After appearing uncredited in director George Sidney's Bye Bye Birdie (1963), she focused on education. Over a 36-year span, she has given more than 10,000 stage performances in 350 plays.

Rudie's star on the Hollywood Walk of Fame is located at the corner of Hollywood and Highland.

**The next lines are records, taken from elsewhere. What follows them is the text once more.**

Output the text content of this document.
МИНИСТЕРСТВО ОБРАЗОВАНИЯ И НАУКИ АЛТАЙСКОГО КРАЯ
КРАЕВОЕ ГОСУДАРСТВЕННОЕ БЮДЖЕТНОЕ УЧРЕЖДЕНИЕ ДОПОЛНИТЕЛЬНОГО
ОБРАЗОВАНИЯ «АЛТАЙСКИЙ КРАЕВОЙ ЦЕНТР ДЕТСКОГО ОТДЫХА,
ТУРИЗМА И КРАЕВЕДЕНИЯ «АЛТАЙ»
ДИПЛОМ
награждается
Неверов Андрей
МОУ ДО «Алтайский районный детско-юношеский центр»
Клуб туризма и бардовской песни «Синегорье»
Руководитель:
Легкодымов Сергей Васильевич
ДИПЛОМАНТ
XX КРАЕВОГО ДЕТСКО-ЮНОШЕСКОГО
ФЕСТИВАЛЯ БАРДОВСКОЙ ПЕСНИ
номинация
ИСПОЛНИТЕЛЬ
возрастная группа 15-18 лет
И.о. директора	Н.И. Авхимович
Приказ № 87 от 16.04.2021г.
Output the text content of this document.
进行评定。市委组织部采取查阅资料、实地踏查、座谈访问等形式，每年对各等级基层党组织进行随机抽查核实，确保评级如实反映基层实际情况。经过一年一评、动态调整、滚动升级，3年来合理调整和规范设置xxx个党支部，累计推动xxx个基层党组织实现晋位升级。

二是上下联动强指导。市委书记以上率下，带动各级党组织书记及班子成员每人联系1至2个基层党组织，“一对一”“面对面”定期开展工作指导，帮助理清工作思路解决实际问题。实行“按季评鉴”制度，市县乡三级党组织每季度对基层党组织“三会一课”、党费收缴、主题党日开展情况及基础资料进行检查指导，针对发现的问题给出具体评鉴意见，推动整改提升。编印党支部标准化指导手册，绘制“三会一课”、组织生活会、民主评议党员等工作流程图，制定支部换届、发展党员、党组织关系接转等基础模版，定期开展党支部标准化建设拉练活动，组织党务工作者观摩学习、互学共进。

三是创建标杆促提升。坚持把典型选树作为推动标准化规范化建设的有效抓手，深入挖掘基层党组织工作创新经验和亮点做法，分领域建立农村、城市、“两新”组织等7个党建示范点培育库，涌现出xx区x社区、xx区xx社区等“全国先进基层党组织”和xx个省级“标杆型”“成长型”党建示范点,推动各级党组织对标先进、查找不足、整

== Santa Monica Playhouse ==
In 1973 Rudie and her husband, Chris DeCarlo, became artistic directors and performers for the Santa Monica Playhouse. The playhouse offers educational opportunities, including online workshops and in-person theater camps.

==Select filmography==
===Films===
- Daddy Long Legs (1955) as Codene, the Orphan Girl (uncredited)
- The View from Pompey's Head (1955) as Cecily Higgins
- Hot Shots (1956) as Annie (uncredited)
- Playhouse 90: Eloise credited as "Eloise as Herself" (1956) (Season 1 Episode 8: "Eloise") / Young Pearl Mesta (1957) (Season 1 Episode 25: "The Hostess with the Mostess")
- The Wings of Eagles (1957) as Doris Wead (uncredited)
- The Restless Breed (1957) as Kehta
- The Gift of Love (1958) as Mehitabel aka Hitty
- Bye Bye Birdie (uncredited, 1963)

==Television==
- Alfred Hitchcock Presents (season 2 episode 33: "A Man Most Beloved") (1957) as Hildegarde Fell
- Wagon Train ("The Millie Davis Story"; 1958) as Penny
- General Electric Theater (episode "Nobody's Child", 1959, with Ronald Reagan and Diane Brewster)
- 77 Sunset Strip (1960) as Angel

==Personal life==
Rudie has been married to Chris DeCarlo since August 24, 1970. She was previously married to actor Tim O'Kelly.